CSM/SP: Registro de imóveis – Título judicial – Sentença de adjudicação compulsória, com força de mandado – Empresa proprietária tabular do imóvel – Exigência de informação do Nº do CNPJ da titular do domínio – Dado inexistente – Impossibilidade de cumprimento da exigência pelos interessados no registro – Mitigação do princípio da especialidade subjetiva – Dúvida improcedente – Recurso provido


  
 

Apelação Cível nº 1008096-79.2021.8.26.0477

Espécie: APELAÇÃO
Número: 1008096-79.2021.8.26.0477
Comarca: PRAIA GRANDE

PODER JUDICIÁRIO

TRIBUNAL DE JUSTIÇA DO ESTADO DE SÃO PAULO

CONSELHO SUPERIOR DA MAGISTRATURA

Apelação Cível nº 1008096-79.2021.8.26.0477

Registro: 2023.0000918149

ACÓRDÃO 

Vistos, relatados e discutidos estes autos de Apelação Cível nº 1008096-79.2021.8.26.0477, da Comarca de Praia Grande, em que são apelantes JOÃO ROBERTO DE CARVALHO NICOLETTI, PRISCILA AMORIM DE CARVALHO NICOLETTI e ALEXANDRE CORREIA NICOLETTI, é apelado OFICIAL DE REGISTRO DE IMÓVEIS E ANEXOS DA COMARCA DE PRAIA GRANDE.

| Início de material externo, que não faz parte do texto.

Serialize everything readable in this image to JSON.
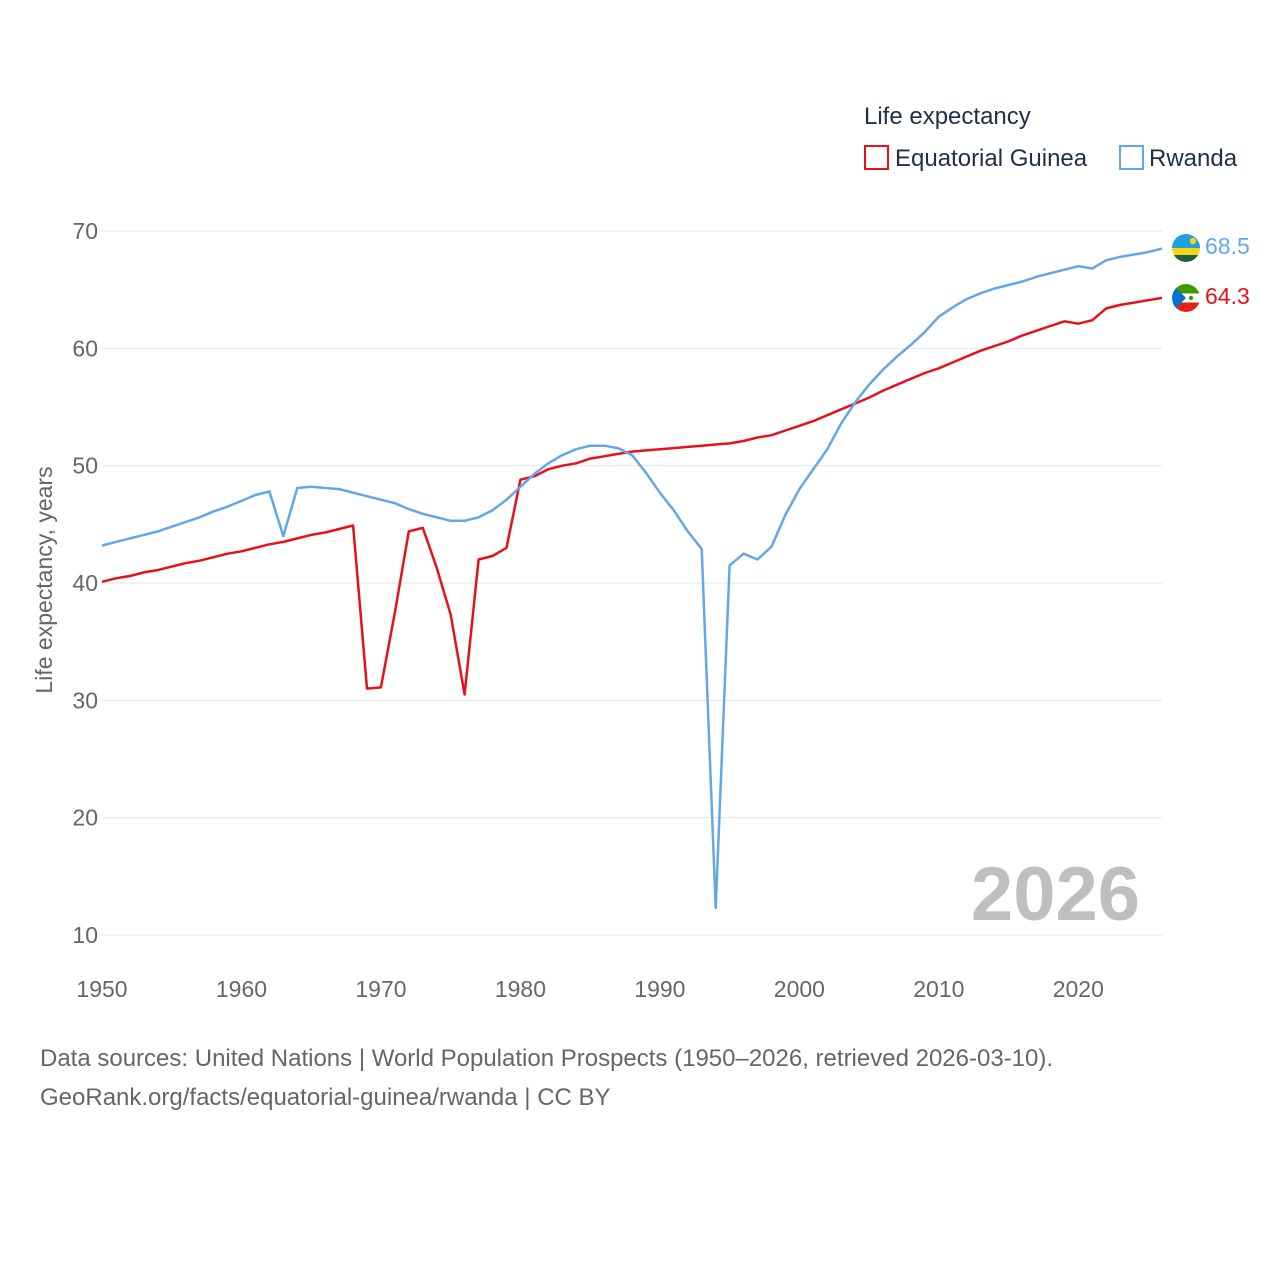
{
  "colors": {
    "equatorial_guinea": "#e8101a",
    "rwanda": "#62a8e6",
    "grid": "#e6e6e6",
    "axis_text": "#666666",
    "watermark": "#bfbfbf"
  },
  "legend": {
    "title": "Life expectancy",
    "items": [
      {
        "label": "Equatorial Guinea",
        "color": "#e8101a"
      },
      {
        "label": "Rwanda",
        "color": "#62a8e6"
      }
    ]
  },
  "watermark_year": "2026",
  "footer": {
    "line1": "Data sources: United Nations | World Population Prospects (1950–2026, retrieved 2026-03-10).",
    "line2": "GeoRank.org/facts/equatorial-guinea/rwanda | CC BY"
  },
  "end_labels": {
    "rwanda": "68.5",
    "equatorial_guinea": "64.3"
  },
  "chart_data": {
    "type": "line",
    "title": "Life expectancy",
    "xlabel": "",
    "ylabel": "Life expectancy, years",
    "xlim": [
      1950,
      2026
    ],
    "ylim": [
      8,
      72
    ],
    "x_ticks": [
      1950,
      1960,
      1970,
      1980,
      1990,
      2000,
      2010,
      2020
    ],
    "y_ticks": [
      10,
      20,
      30,
      40,
      50,
      60,
      70
    ],
    "grid": true,
    "legend_position": "top-right",
    "x": [
      1950,
      1951,
      1952,
      1953,
      1954,
      1955,
      1956,
      1957,
      1958,
      1959,
      1960,
      1961,
      1962,
      1963,
      1964,
      1965,
      1966,
      1967,
      1968,
      1969,
      1970,
      1971,
      1972,
      1973,
      1974,
      1975,
      1976,
      1977,
      1978,
      1979,
      1980,
      1981,
      1982,
      1983,
      1984,
      1985,
      1986,
      1987,
      1988,
      1989,
      1990,
      1991,
      1992,
      1993,
      1994,
      1995,
      1996,
      1997,
      1998,
      1999,
      2000,
      2001,
      2002,
      2003,
      2004,
      2005,
      2006,
      2007,
      2008,
      2009,
      2010,
      2011,
      2012,
      2013,
      2014,
      2015,
      2016,
      2017,
      2018,
      2019,
      2020,
      2021,
      2022,
      2023,
      2024,
      2025,
      2026
    ],
    "series": [
      {
        "name": "Equatorial Guinea",
        "color": "#e8101a",
        "values": [
          40.1,
          40.4,
          40.6,
          40.9,
          41.1,
          41.4,
          41.7,
          41.9,
          42.2,
          42.5,
          42.7,
          43.0,
          43.3,
          43.5,
          43.8,
          44.1,
          44.3,
          44.6,
          44.9,
          31.0,
          31.1,
          37.5,
          44.4,
          44.7,
          41.3,
          37.3,
          30.5,
          42.0,
          42.3,
          43.0,
          48.8,
          49.1,
          49.7,
          50.0,
          50.2,
          50.6,
          50.8,
          51.0,
          51.2,
          51.3,
          51.4,
          51.5,
          51.6,
          51.7,
          51.8,
          51.9,
          52.1,
          52.4,
          52.6,
          53.0,
          53.4,
          53.8,
          54.3,
          54.8,
          55.3,
          55.8,
          56.4,
          56.9,
          57.4,
          57.9,
          58.3,
          58.8,
          59.3,
          59.8,
          60.2,
          60.6,
          61.1,
          61.5,
          61.9,
          62.3,
          62.1,
          62.4,
          63.4,
          63.7,
          63.9,
          64.1,
          64.3
        ]
      },
      {
        "name": "Rwanda",
        "color": "#62a8e6",
        "values": [
          43.2,
          43.5,
          43.8,
          44.1,
          44.4,
          44.8,
          45.2,
          45.6,
          46.1,
          46.5,
          47.0,
          47.5,
          47.8,
          44.0,
          48.1,
          48.2,
          48.1,
          48.0,
          47.7,
          47.4,
          47.1,
          46.8,
          46.3,
          45.9,
          45.6,
          45.3,
          45.3,
          45.6,
          46.2,
          47.1,
          48.2,
          49.3,
          50.2,
          50.9,
          51.4,
          51.7,
          51.7,
          51.5,
          50.9,
          49.4,
          47.7,
          46.2,
          44.4,
          42.9,
          12.3,
          41.5,
          42.5,
          42.0,
          43.1,
          45.8,
          48.0,
          49.7,
          51.4,
          53.6,
          55.4,
          56.9,
          58.2,
          59.3,
          60.3,
          61.4,
          62.7,
          63.5,
          64.2,
          64.7,
          65.1,
          65.4,
          65.7,
          66.1,
          66.4,
          66.7,
          67.0,
          66.8,
          67.5,
          67.8,
          68.0,
          68.2,
          68.5
        ]
      }
    ]
  }
}
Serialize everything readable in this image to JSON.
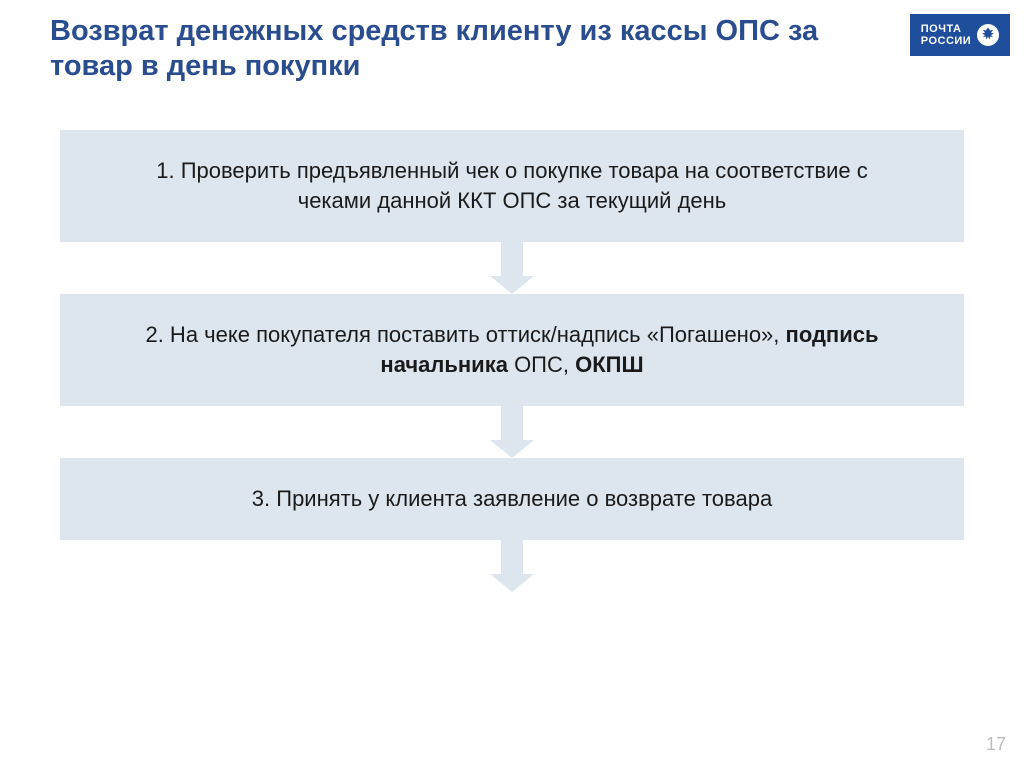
{
  "logo": {
    "line1": "ПОЧТА",
    "line2": "РОССИИ",
    "bg": "#1f4e9c"
  },
  "title": "Возврат денежных средств клиенту из кассы ОПС за товар в день покупки",
  "title_color": "#2a4d8f",
  "flow": {
    "step_bg": "#dde6ef",
    "arrow_color": "#dde6ef",
    "text_color": "#1a1a1a",
    "font_size": 22,
    "steps": [
      {
        "prefix": "1. Проверить предъявленный чек о покупке товара на соответствие с чеками данной ККТ ОПС за текущий день",
        "bold_parts": []
      },
      {
        "prefix": "2. На чеке покупателя  поставить оттиск/надпись «Погашено», ",
        "bold1": "подпись начальника",
        "mid": " ОПС, ",
        "bold2": "ОКПШ"
      },
      {
        "prefix": "3. Принять у клиента заявление о возврате товара"
      }
    ]
  },
  "page_number": "17"
}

ACORDAM, em Conselho Superior da Magistratura do Tribunal de Justiça de São Paulo, proferir a seguinte decisão: “Deram provimento, v.u.”, de conformidade com o voto do Relator, que integra este acórdão.

O julgamento teve a participação dos Exmos. Desembargadores RICARDO ANAFE (PRESIDENTE TRIBUNAL DE JUSTIÇA) (Presidente), GUILHERME GONÇALVES STRENGER (VICE PRESIDENTE), XAVIER DE AQUINO (DECANO), BERETTA DA SILVEIRA (PRES. DA SEÇÃO DE DIREITO PRIVADO), WANDERLEY JOSÉ FEDERIGHI(PRES. DA SEÇÃO DE DIREITO PÚBLICO) E FRANCISCO BRUNO (PRES. SEÇÃO DE DIREITO CRIMINAL).

São Paulo, 19 de outubro de 2023.

FERNANDO ANTONIO TORRES GARCIA

Corregedor Geral da Justiça e Relator

APELAÇÃO CÍVEL nº 1008096-79.2021.8.26.0477

APELANTES: João Roberto de Carvalho Nicoletti, Priscila Amorim de Carvalho Nicoletti e Alexandre Correia Nicoletti

APELADO: Oficial de Registro de Imóveis e Anexos da Comarca de Praia Grande

VOTO Nº 39.159

Registro de imóveis – Título judicial – Sentença de adjudicação compulsória, com força de mandado – Empresa proprietária tabular do imóvel – Exigência de informação do Nº do CNPJ da titular do domínio – Dado inexistente – Impossibilidade de cumprimento da exigência pelos interessados no registro – Mitigação do princípio da especialidade subjetiva – Dúvida improcedente – Recurso provido.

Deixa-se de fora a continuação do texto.